The hard questions are well known. Planning delays, viability pressures, infrastructure constraints, and a persistent lack of policy certainty continue to slow delivery. Capital is there, but it’s more disciplined, more selective and more focused on confidence in the pipeline. That’s not a weakness in the market; it’s a sign of maturity. The right discussion at UKREiiF isn’t whether BTR sounds attractive in principle, but rather what makes schemes investable in practice: operational performance, affordability, demand resilience, and delivery certainty. Investors making 30-year commitments need to understand the direction of travel and they deserve frank, evidence-based conversation from the experts in the pavilion, those on the ground, delivering homes day in, day out.

The same applies to the relationship between BTR and local and regional government. The future of rental living won’t be unlocked by capital alone; it’ll be unlocked by confidence, trust and partnership at the place level. Councils and combined authorities are not on the edge of this conversation; they are central to it. If BTR is going to support housing growth and regeneration in a meaningful way, it must be understood not as an asset class but as part of a placemaking and delivery strategy. And that understanding must be built in the room, through genuine dialogue and engaging presentations.

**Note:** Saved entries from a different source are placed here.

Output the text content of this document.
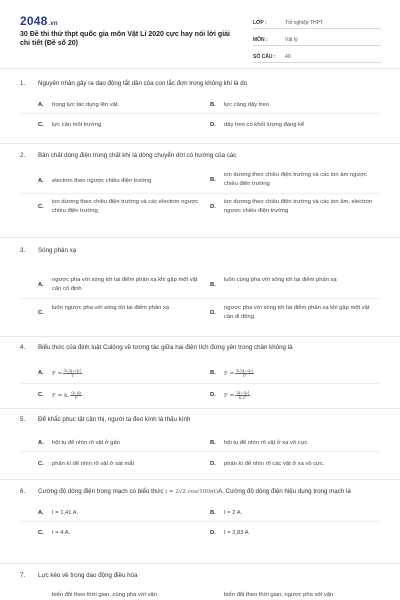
2048.vn
30 Đề thi thử thpt quốc gia môn Vật Lí 2020 cực hay nói lời giải chi tiết (Đề số 20)
LỚP :	Tốt nghiệp THPT
MÔN :	Vật lý
SỐ CÂU :	40
1.	Nguyên nhân gây ra dao động tắt dần của con lắc đơn trong không khí là do
A.	trọng lực tác dụng lên vật.	B.	lực căng dây treo
C.	lực cản môi trường	D.	dây treo có khối lượng đáng kể
2.	Bản chất dòng điện trong chất khí là dòng chuyển dời có hướng của các
A.	electron theo ngược chiều điện trường	B.
ion dương theo chiều điện trường và các ion âm ngược chiều điện trường
C.
ion dương theo chiều điện trường và các electron ngược chiều điện trường
D.
ion dương theo chiều điện trường và các ion âm, electron ngược chiều điện trường
3.	Sóng phản xạ
A.
ngược pha với sóng tới tại điểm phản xạ khi gặp một vật cản cố định
B.
luôn cùng pha với sóng tới tại điểm phản xạ
C.
luôn ngược pha với sóng tới tại điểm phản xạ
D.
ngược pha với sóng tới tại điểm phản xạ khi gặp một vật cản di động.
4.	Biểu thức của định luật Culông về tương tác giữa hai điện tích đứng yên trong chân không là
A.	$F = \frac{\text{k.|q₁.q₂|}}{r}$	B.	$F = \frac{\text{k.|q₁.q₂|}}{\text{r²}}$
C.	F = k. $\frac{\text{q₁.q₂}}{\text{r²}}$	D.	$F = \frac{\text{|q₁.q₂|}}{\text{k.r²}}$
5.	Để khắc phục tật cận thị, người ta đeo kính là thấu kính
A.	hội tụ để nhìn rõ vật ở gần	B.	hội tụ để nhìn rõ vật ở xa vô cực
C.	phân kì để nhìn rõ vật ở sát mắt	D.	phân kì để nhìn rõ các vật ở xa vô cực.
6.	Cường độ dòng điện trong mạch có biểu thức i = 2√2 cos(100πt)A. Cường độ dòng điện hiệu dụng trong mạch là
A.	I = 1,41 A.	B.	I = 2 A.
C.	I = 4 A.	D.	I = 2,83 A
7.	Lực kéo về trong dao động điều hòa
biến đổi theo thời gian, cùng pha với vận	biến đổi theo thời gian, ngược pha với vận
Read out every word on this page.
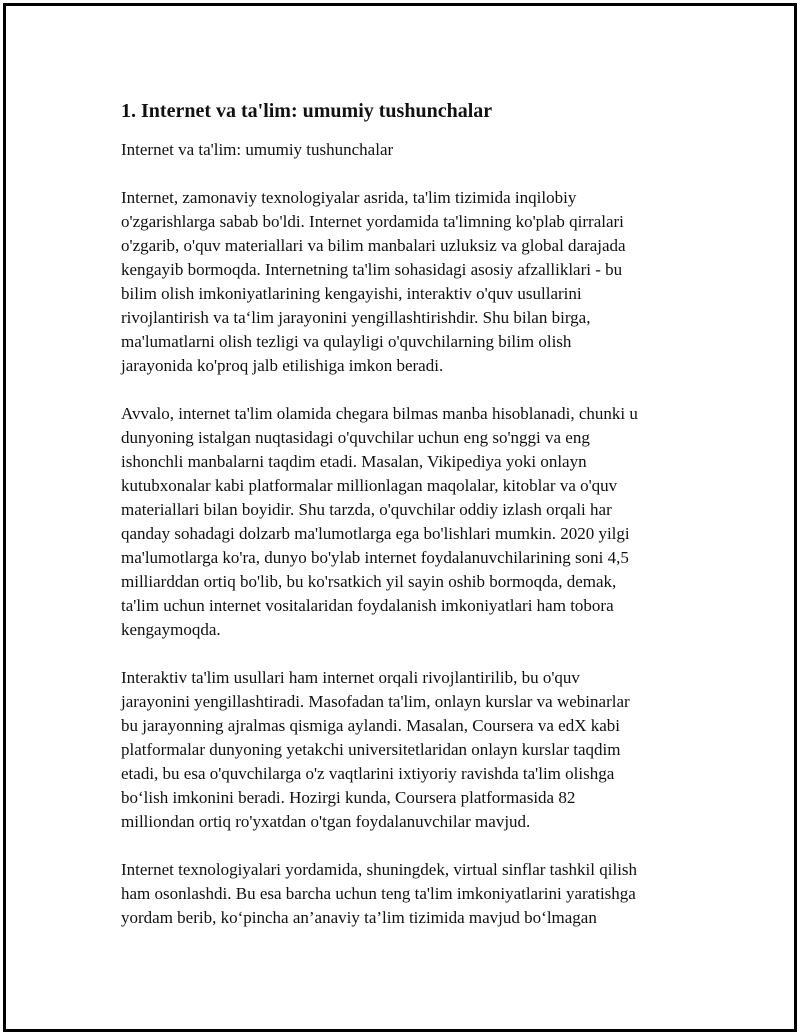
1. Internet va ta'lim: umumiy tushunchalar

Internet va ta'lim: umumiy tushunchalar

Internet, zamonaviy texnologiyalar asrida, ta'lim tizimida inqilobiy
o'zgarishlarga sabab bo'ldi. Internet yordamida ta'limning ko'plab qirralari
o'zgarib, o'quv materiallari va bilim manbalari uzluksiz va global darajada
kengayib bormoqda. Internetning ta'lim sohasidagi asosiy afzalliklari - bu
bilim olish imkoniyatlarining kengayishi, interaktiv o'quv usullarini
rivojlantirish va ta‘lim jarayonini yengillashtirishdir. Shu bilan birga,
ma'lumatlarni olish tezligi va qulayligi o'quvchilarning bilim olish
jarayonida ko'proq jalb etilishiga imkon beradi.

Avvalo, internet ta'lim olamida chegara bilmas manba hisoblanadi, chunki u
dunyoning istalgan nuqtasidagi o'quvchilar uchun eng so'nggi va eng
ishonchli manbalarni taqdim etadi. Masalan, Vikipediya yoki onlayn
kutubxonalar kabi platformalar millionlagan maqolalar, kitoblar va o'quv
materiallari bilan boyidir. Shu tarzda, o'quvchilar oddiy izlash orqali har
qanday sohadagi dolzarb ma'lumotlarga ega bo'lishlari mumkin. 2020 yilgi
ma'lumotlarga ko'ra, dunyo bo'ylab internet foydalanuvchilarining soni 4,5
milliarddan ortiq bo'lib, bu ko'rsatkich yil sayin oshib bormoqda, demak,
ta'lim uchun internet vositalaridan foydalanish imkoniyatlari ham tobora
kengaymoqda.

Interaktiv ta'lim usullari ham internet orqali rivojlantirilib, bu o'quv
jarayonini yengillashtiradi. Masofadan ta'lim, onlayn kurslar va webinarlar
bu jarayonning ajralmas qismiga aylandi. Masalan, Coursera va edX kabi
platformalar dunyoning yetakchi universitetlaridan onlayn kurslar taqdim
etadi, bu esa o'quvchilarga o'z vaqtlarini ixtiyoriy ravishda ta'lim olishga
bo‘lish imkonini beradi. Hozirgi kunda, Coursera platformasida 82
milliondan ortiq ro'yxatdan o'tgan foydalanuvchilar mavjud.

Internet texnologiyalari yordamida, shuningdek, virtual sinflar tashkil qilish
ham osonlashdi. Bu esa barcha uchun teng ta'lim imkoniyatlarini yaratishga
yordam berib, ko‘pincha an’anaviy ta’lim tizimida mavjud bo‘lmagan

The ARL has worked hard to put rental living at the heart of the UKREiiF agenda. Our programme spans the Housing Development Summit and the Housed Shared Living Summit, and it’s designed to do exactly what I’m calling for here: to move beyond visibility and into substance. That includes an invitation-only local authority and investor roundtable chaired by the ARL on trust and partnership in BTR delivery; a panel session examining whether the shared rented living sectors can genuinely help solve the housing crisis; a session on the growing weight of regulation and politics on rental living; a discussion testing whether sustainability, EDI and social impact still drive performance in a shifting global context; and a session exploring subscription living and what the shift from ownership to access means for affordability, ESG and urban planning.

UKREiiF 2026 will also see the launch of the Rental Living Code of Practice and Customer Charter. Developed by the ARL and supported by the BTR Alliance, this is a foundational Code that sets out the standards and quality the professionally managed rental sector operates to. It’s not a marketing exercise but a tangible, sector-led commitment to credibility – the kind of initiative that demonstrates the sector is serious about earning trust, not just requesting it.

But none of this delivers outcomes on its own, the sector itself must show up with discipline and collective leadership. That means arriving with data, not just decks, presenting evidence on performance, supply chain capacity, environmental impact and resident outcomes that can withstand scrutiny. It means being prepared to challenge and be challenged and it means speaking with one voice on the issues that matter through bodies such as the ARL rather than fragmenting into competing narratives.

We’re no longer a niche part of the market asking to be notice, we’re an established and increasingly important part of the UK housing system. The UK’s housing crisis is not a problem of ambition, there’s no shortage of targets, strategies or stated intent. What’s missing is the connective tissue between policy, capital and delivery; UKREiiF gives us the platform and the audience, the responsibility for using it well rests with every one of us in that room.

So come to Leeds with clear purpose. Come prepared to shape the future of rental living: to build the certainty that unlocks investment and the trust that unlocks partnership with government. Come to ask the hard questions and to commit to answers.

What BTR needs from everyone engaged in BTR at UKREiiF 2026 is simple: more substance; less rhetoric, more delivery; less noise, more leadership.